As Joachim von Braun, Director General of the International Food Policy Research Institute in Washington, said in a statement, “this global food crisis is a complex problem that cannot be solved with simplistic approaches. More effective and coherent action is needed now to help the most vulnerable populations cope with the drastic hikes in their food bills and to assist developing countries with strategies to increase agricultural productivity.”

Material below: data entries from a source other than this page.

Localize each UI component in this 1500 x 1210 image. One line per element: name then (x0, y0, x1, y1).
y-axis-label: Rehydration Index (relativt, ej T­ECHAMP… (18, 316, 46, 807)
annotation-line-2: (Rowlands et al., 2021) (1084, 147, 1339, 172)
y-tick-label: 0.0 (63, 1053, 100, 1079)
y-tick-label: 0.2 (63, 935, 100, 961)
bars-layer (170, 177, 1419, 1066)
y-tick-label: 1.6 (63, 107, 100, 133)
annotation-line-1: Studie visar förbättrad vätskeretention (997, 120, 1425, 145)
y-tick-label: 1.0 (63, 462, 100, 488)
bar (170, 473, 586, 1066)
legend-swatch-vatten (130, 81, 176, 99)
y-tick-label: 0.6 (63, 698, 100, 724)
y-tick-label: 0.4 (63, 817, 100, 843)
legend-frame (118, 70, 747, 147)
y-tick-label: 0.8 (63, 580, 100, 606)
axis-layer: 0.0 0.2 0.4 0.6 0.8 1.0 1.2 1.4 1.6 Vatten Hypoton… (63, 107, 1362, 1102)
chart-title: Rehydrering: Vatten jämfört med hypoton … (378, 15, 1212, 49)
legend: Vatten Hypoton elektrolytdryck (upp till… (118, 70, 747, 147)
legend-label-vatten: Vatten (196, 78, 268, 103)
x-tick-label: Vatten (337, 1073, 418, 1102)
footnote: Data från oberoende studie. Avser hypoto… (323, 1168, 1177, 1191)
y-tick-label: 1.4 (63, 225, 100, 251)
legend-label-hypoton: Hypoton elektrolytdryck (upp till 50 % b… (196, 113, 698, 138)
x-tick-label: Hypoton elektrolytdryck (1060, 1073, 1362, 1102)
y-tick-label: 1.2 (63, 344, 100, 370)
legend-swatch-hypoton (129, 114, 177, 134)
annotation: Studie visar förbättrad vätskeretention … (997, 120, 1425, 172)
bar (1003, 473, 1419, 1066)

Indeed, one of the most difficult aspects for governments and non-governmental organizations worldwide has been to decide exactly how to help. The World Bank distributed 3,500 tons of genetically improved seeds to farmers in Burkina Faso. The World Food Programme, with funding from the Bill and Melinda Gates Foundation delivered a package of more than $17 million in emergency grants to small-scale farmers and mothers and children in developing countries. Unfortunately, von Braun and most other experts agree that these short-term interventions, while necessary, won’t solve the larger problem. In the long-term, it seems that only a concerted international effort to fix distortions in the food market coupled with scientific progress to increase the crop yields and reliability of small farmers in the developing world will guarantee some degree of food security. For the moment, Mamady Diane and others like him will go on skipping meals.